In actual fact, the situation was just as simple as it was hopeless: the overwhelming majority of the German people believed in Hitler—even after the attack on Russia and the feared war on two fronts, even after the United States entered the war, indeed even after Stalingrad, the defection of Italy, and the landings in France. Against this solid majority, there stood an indeterminate number of isolated individuals who were completely aware of the national and of the moral catastrophe; they might occasionally know and trust one another, there were friendships among them and an exchange of opinions, but no plan or intention of revolt. Finally there was the group of those who later became known as the conspirators, but they had never been able to come to an agreement on anything, not even on the question of conspiracy.
Eichmann, much less intelligent and without any education to speak of, at least dimly realized that it was not an order but a law which had turned them all into criminals. The distinction between an order and the Führer’s word was that the latter’s validity was not limited in time and space, which is the outstanding characteristic of the former. This is also the true reason why the Führer’s order for the Final Solution was followed by a huge shower of regulations and directives, all drafted by expert lawyers and legal advisers, not by mere administrators; this order, in contrast to ordinary orders, was treated as a law.
What for Hitler, the sole, lonely plotter of the Final Solution (never had a conspiracy, if such it was, needed fewer conspirators and more executors), was among the war’s main objectives, with its implementation given top priority, regardless of economic and military considerations, and what for Eichmann was a job, with its daily routine, its ups and downs, was for the Jews quite literally the end of the world.

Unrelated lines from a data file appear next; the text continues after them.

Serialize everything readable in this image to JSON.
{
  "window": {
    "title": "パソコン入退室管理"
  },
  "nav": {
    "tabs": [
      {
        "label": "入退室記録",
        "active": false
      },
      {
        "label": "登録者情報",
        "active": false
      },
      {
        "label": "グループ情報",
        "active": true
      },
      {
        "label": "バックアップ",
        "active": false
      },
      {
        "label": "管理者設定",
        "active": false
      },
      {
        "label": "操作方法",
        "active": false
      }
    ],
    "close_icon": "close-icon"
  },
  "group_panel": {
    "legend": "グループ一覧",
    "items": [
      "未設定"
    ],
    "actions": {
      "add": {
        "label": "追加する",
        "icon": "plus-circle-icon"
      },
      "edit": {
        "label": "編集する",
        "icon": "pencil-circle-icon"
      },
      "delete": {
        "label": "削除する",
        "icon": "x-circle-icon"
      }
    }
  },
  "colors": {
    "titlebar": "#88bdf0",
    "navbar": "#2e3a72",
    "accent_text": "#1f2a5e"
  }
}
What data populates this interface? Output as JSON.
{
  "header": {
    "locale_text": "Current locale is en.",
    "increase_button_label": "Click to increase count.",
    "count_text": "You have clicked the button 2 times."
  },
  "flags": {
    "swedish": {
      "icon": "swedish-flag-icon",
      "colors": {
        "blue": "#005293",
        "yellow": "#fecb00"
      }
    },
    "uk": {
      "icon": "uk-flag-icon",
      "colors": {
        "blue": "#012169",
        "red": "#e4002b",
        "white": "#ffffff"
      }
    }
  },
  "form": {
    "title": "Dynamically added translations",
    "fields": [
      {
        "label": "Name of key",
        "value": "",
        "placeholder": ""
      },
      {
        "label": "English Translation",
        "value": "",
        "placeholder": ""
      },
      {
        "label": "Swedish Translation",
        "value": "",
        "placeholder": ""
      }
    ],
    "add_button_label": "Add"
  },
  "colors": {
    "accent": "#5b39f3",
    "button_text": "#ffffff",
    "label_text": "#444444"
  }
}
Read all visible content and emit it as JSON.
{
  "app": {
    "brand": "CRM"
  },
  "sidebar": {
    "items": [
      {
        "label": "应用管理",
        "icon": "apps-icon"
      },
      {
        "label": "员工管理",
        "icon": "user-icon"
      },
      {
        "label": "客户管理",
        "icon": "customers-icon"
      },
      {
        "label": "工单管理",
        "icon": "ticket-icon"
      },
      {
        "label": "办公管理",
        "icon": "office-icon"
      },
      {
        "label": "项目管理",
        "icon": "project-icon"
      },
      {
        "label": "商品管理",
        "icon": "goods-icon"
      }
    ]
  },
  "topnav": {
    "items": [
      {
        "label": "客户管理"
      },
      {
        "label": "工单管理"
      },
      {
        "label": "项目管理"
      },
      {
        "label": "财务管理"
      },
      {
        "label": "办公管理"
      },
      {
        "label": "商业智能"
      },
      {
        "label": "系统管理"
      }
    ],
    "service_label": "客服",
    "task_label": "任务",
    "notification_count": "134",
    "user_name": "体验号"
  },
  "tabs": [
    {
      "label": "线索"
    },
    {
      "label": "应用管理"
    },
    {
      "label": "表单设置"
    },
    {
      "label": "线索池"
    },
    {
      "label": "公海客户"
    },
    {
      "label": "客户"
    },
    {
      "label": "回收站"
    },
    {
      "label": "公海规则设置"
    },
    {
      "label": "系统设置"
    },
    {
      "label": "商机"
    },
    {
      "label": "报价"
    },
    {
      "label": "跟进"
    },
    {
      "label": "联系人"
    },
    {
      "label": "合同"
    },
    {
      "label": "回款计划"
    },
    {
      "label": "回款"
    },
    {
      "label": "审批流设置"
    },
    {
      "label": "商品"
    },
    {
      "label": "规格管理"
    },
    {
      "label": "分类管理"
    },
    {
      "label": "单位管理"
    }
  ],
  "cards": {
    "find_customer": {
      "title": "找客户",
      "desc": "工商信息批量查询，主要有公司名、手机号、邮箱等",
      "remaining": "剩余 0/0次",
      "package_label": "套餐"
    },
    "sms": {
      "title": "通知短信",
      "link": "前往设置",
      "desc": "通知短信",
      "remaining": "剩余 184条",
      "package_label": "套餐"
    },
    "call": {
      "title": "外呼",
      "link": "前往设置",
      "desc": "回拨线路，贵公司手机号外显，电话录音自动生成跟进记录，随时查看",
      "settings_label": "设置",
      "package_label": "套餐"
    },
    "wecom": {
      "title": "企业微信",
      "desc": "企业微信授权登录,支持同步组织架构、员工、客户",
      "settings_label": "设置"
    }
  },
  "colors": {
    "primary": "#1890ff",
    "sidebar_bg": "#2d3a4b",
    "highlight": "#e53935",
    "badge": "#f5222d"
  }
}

In the eyes of the Jews, thinking exclusively in terms of their own history, the catastrophe that had befallen them under Hitler, in which a third of the people perished, appeared not as the most recent of crimes, the unprecedented crime of genocide, but, on the contrary, as the oldest crime they knew and remembered. This misunderstanding, almost inevitable if we consider not only the facts of Jewish history but also, and more important, the current Jewish historical self-understanding, is actually at the root of all the failures and shortcomings of the Jerusalem trial. None of the participants ever arrived at a clear understanding of the actual horror of Auschwitz, which is of a different nature from all the atrocities of the past, because it appeared to prosecution and judges alike as not much more than the most horrible pogrom in Jewish history. They therefore believed that a direct line existed from the early anti-Semitism of the Nazi Party to the Nuremberg Laws and from there to the expulsion of Jews from the Reich and, finally, to the gas chambers. Politically and legally, however, these were “crimes” different not only in degree of seriousness but in essence.